Researchers have identified a group of natural compounds from a Brazilian tree that show promising activity against the virus responsible for COVID-19. The compounds, known as galloylquinic acids, were extracted from the leaves of Copaifera lucens Dwyer, a species native to Brazil’s Atlantic Forest. Laboratory findings suggest these molecules can interfere with the virus in several different ways, offering a broader approach than many existing antiviral strategies.
The research focused on Copaifera lucens because the team, led by Jairo Kenupp Bastos from the Ribeirão Preto School of Pharmaceutical Sciences at the University of São Paulo (FCFRP-USP), has long studied the chemistry and medicinal properties of plants in the Copaifera genus. Their prior experience helped guide the selection of this species for detailed investigation.
Galloylquinic acids are not new to science. Earlier studies have linked them to a range of biological effects, including antifungal and anticancer activity observed both in vitro and in vivo. They have also shown broad antiviral potential. In related research, similar compounds demonstrated strong inhibition of HIV-1 in laboratory and cell-based experiments, while producing lower toxicity compared to other tested substances.
Testing Safety and Antiviral Activity
With support from FAPESP, the researchers first isolated and characterized extracts from the leaves that were rich in galloylquinic acids. They then evaluated whether these compounds were safe for cells using cytotoxicity tests, an important step before assessing antiviral effects.
To measure how well the compounds could combat the virus, the team used plaque reduction assays. This method evaluates how effectively a substance can neutralize viral particles. The results showed clear activity against SARS-CoV-2.

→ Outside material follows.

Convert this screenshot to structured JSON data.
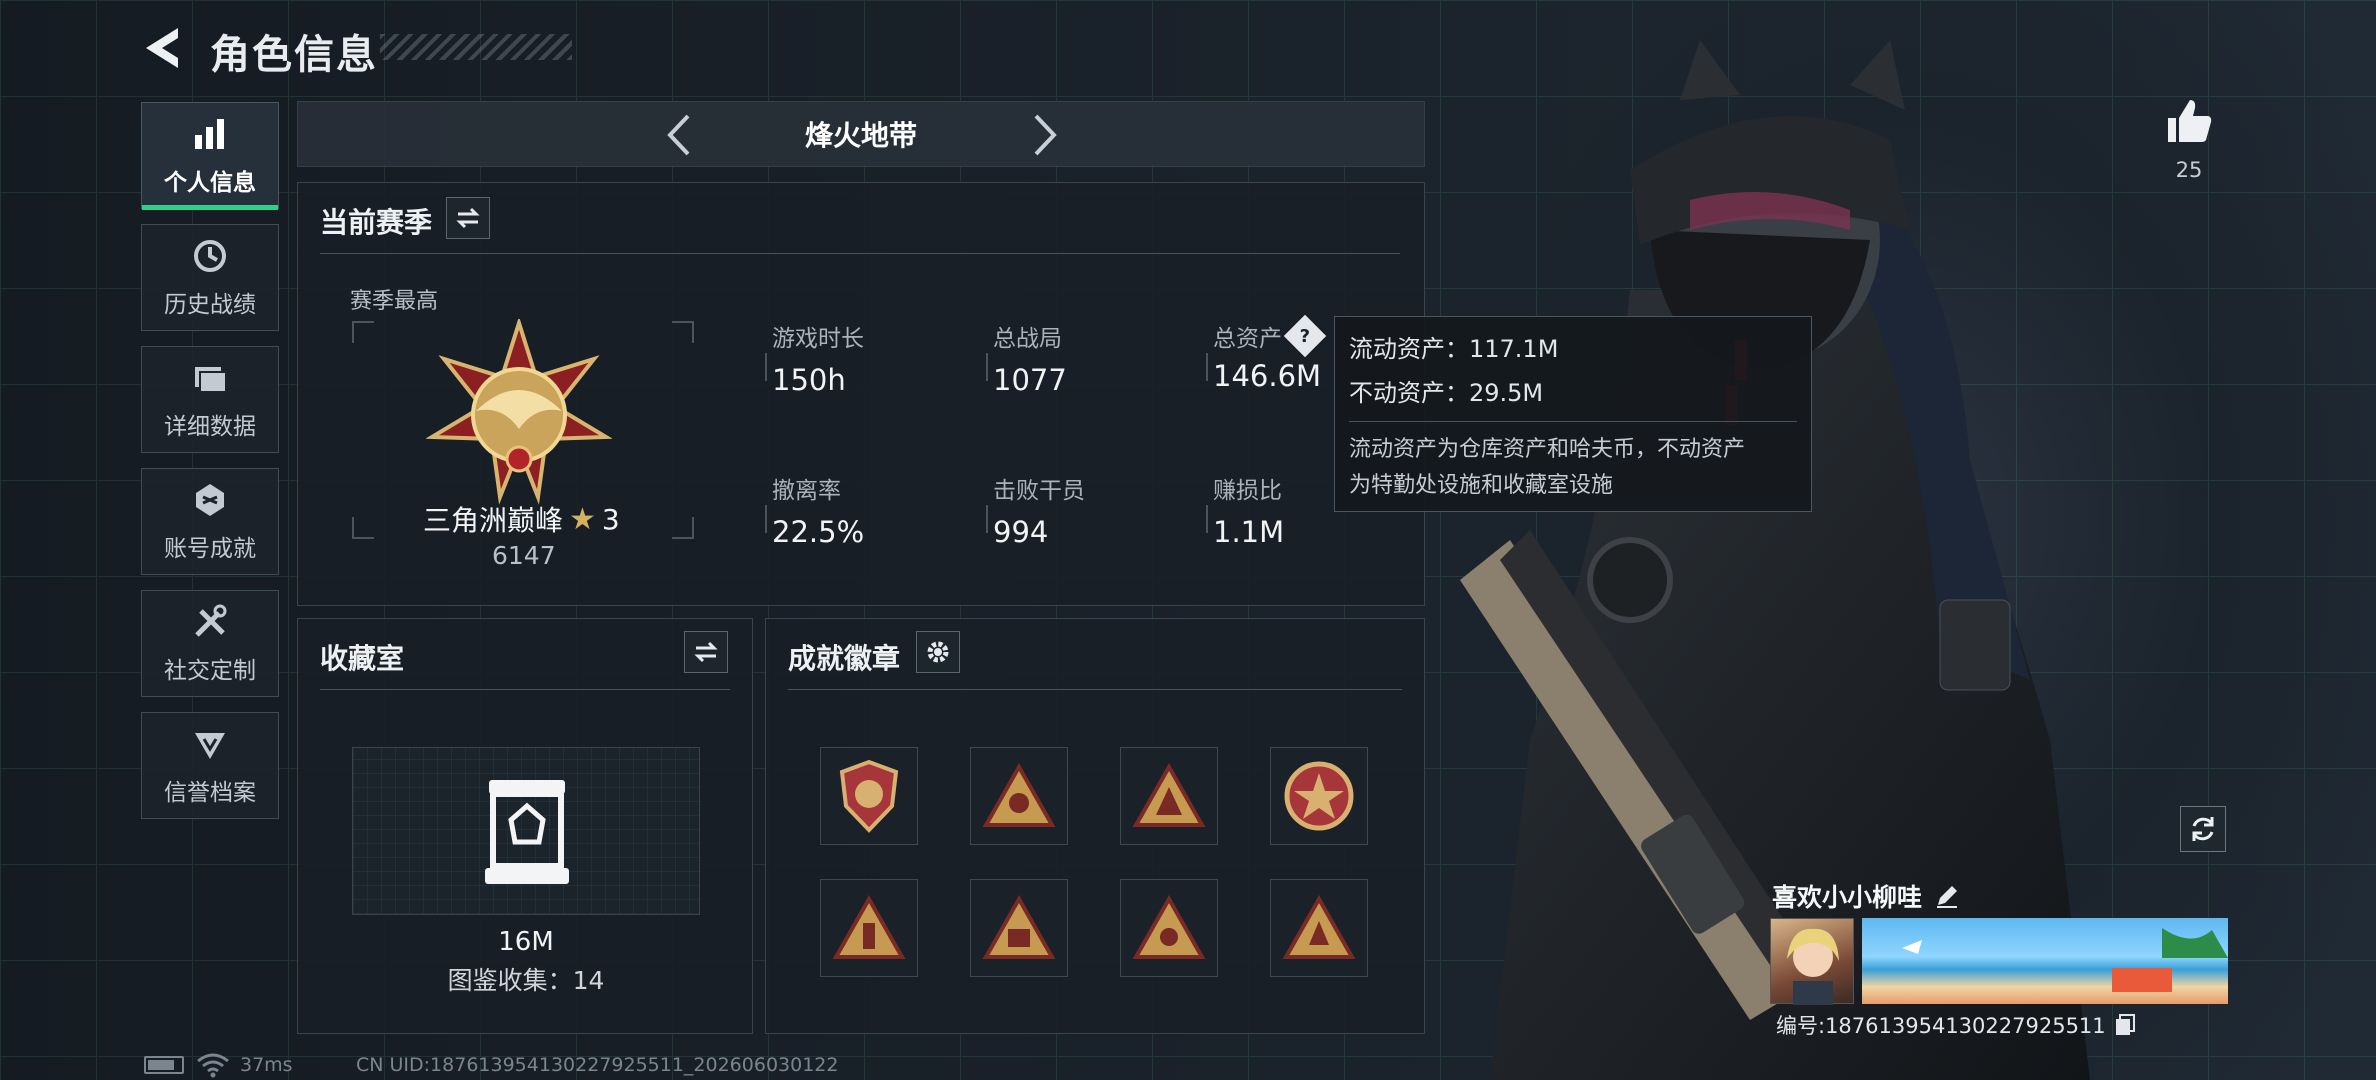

The scientists also examined how the compounds interact with key parts of the virus. These included the receptor-binding domain of the spike protein, which enables the virus to enter human cells, as well as papain-like protease (PLpro), an enzyme that helps the virus evade immune defenses, and RNA polymerase, which is essential for viral replication. In addition, they analyzed the impact on viral protein production.
“This integrated approach allowed us to understand how the compounds work and how they act at the molecular level,” said Mohamed Abdelsalam, an assistant professor of pharmacognosy and natural product chemistry at the Faculty of Pharmacy at the Delta University of Science and Technology in Egypt. He is also affiliated with the School of Health Sciences at the Pompeu Fabra University TecnoCampus in Barcelona, Spain. Abdelsalam led the biological study jointly with Professor Lamiaa A. Al-Madboly, Head of the Department of Microbiology at the Faculty of Pharmacy at Tanta University in Egypt, and Associate Professor Rasha M. El-Morsi from the Department of Microbiology at the Faculty of Pharmacy at the Delta University of Science and Technology in Egypt. The study was conducted in collaboration with Egyptian researchers from Alexandria University.
Multi-Target Effects Against SARS-CoV-2
According to findings published in Scientific Reports, galloylquinic acids act on several stages of the viral life cycle. They can block the virus from entering cells, interfere with its replication process, and reduce the production of viral proteins. The compounds also appear to have anti-inflammatory and immunomodulatory properties, which may help regulate the body’s immune response, particularly in more severe cases of COVID-19.
“An important aspect revealed by this information is the multi-target mechanism of the compound, which reduces the likelihood of resistance developing. This is because many current antivirals act on only one viral protein, which promotes this effect,” says Bastos.
Next Steps and the Role of Biodiversity
Although the results are encouraging, additional research is required before these compounds can be developed into a treatment. Future steps include testing in living organisms and conducting clinical trials in humans.
The study highlights the value of exploring natural sources for new medicines. It also reinforces the importance of biodiversity, pointing to Brazilian plant life as a rich and strategic resource for discovering novel therapeutic compounds.